Sourcefire VRT Closes Vulnerability Exposure Gap

Just before the new year Microsoft released MS11-100, which addressed a denial-of-service (DOS) vulnerability affecting its own ASP.NET as well as several other web application programs. The vulnerability could consume a web server's entire CPU with a simple, low-bandwidth POST request. The Sourcefire Vulnerability Research Team (VRT) responded immediately, not only to help protect our own customers, but to help Microsoft with its response with vendor partners and its own customers.

We immediately created SIDs 20823 and 20824 in a Security Enhancement Update (SEU), and released this to Microsoft and our customers. Microsoft had initially created its own Snort rules but swapped those out for the ones we created for our commercial Next-Generation IPS signatures, to protect both their own properties and to share with their customers. From the Microsoft blog post on December 29, 2011:

"Sourcefire, while developing their IDS/IPS signature, has been kind enough to share their Snort rule with us and has given us permission both to use it in protecting Microsoft’s properties and also to share with customers. While the Snort rules we provided in the blog yesterday were effective in detecting the issue, Sourcefire's rules are more efficient… Thanks, Sourcefire team, for your help!"

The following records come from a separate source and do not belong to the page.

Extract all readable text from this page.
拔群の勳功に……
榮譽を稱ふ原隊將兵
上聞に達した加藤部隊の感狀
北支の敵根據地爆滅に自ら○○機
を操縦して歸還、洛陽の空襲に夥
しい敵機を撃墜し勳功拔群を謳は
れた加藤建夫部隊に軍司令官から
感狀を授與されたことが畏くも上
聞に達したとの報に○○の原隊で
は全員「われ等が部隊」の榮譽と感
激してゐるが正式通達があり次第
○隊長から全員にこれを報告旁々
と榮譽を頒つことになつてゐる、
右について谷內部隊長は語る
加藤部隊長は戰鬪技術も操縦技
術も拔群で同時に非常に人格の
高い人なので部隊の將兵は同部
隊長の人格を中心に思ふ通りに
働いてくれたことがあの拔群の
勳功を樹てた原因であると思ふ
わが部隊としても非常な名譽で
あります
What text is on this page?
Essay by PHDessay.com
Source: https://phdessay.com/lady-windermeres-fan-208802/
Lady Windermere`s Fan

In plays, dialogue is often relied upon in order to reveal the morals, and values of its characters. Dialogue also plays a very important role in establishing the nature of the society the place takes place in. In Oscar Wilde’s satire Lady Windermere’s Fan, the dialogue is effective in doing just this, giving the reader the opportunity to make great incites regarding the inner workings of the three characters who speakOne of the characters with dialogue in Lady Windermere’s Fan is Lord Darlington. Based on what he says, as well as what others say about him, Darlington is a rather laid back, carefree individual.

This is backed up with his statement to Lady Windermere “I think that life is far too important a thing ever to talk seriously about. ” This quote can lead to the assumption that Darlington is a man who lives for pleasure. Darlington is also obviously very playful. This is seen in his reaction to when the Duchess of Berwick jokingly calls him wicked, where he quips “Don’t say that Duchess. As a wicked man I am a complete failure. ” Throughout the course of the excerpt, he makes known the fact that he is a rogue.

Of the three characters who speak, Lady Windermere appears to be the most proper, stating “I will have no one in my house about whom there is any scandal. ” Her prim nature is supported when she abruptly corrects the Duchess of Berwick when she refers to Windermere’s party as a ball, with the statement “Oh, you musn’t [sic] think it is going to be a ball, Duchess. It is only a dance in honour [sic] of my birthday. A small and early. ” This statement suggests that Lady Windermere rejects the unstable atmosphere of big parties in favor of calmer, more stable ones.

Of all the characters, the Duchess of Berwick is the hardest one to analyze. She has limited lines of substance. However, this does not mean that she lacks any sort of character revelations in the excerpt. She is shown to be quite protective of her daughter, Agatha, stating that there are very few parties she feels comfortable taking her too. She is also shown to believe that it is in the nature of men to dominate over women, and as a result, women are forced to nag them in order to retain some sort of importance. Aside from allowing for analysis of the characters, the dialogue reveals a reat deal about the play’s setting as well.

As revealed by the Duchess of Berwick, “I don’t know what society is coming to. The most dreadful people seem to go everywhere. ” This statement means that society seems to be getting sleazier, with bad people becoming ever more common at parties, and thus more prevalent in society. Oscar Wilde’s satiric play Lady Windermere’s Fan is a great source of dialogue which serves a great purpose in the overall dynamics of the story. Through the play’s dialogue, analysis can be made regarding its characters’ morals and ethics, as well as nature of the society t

As Alex Kirk noted in our initial VRT blog post, the details of this attack are complex and vary from platform to platform, but this is the type of complexity that Snort detections are most suited for, based on its flexible, defensive technology for dynamic environments.

We appreciate the thanks from Microsoft, but it’s also important to note that we do detections like this and Snort rule updates almost daily. The VRT also analyzes numerous public vulnerability feeds every day, looking for new threats, and acting on that information in real-time for the development of new detection content. In addition, industry partnerships like Microsoft Active Protection Program (MAPP) allow us to quickly and effectively handle new Microsoft and Adobe targeted threats, releasing our detection on the same day as Microsoft patches. This allows our customers to protect their critical assets with network and host-based protection, while they test and deploy these new patches. All of this helps close the exposure gap.

The Sourcefire VRT was founded on one core objective: "Protecting 'Your' Network." While this may sound simplistic, in reality it is quite complex. Every network is different—from the applications running on it, to the users who work on it, to the policies that govern it. This is why the Sourcefire VRT believes that in order to be effective in helping you protect "your" network, we have to be more than just a traditional response organization; we have to be a proactive member of your security ecosystem. We are pleased that we could do this for Microsoft, and even more pleased that we can keep helping customers in the face of today’s advanced threats.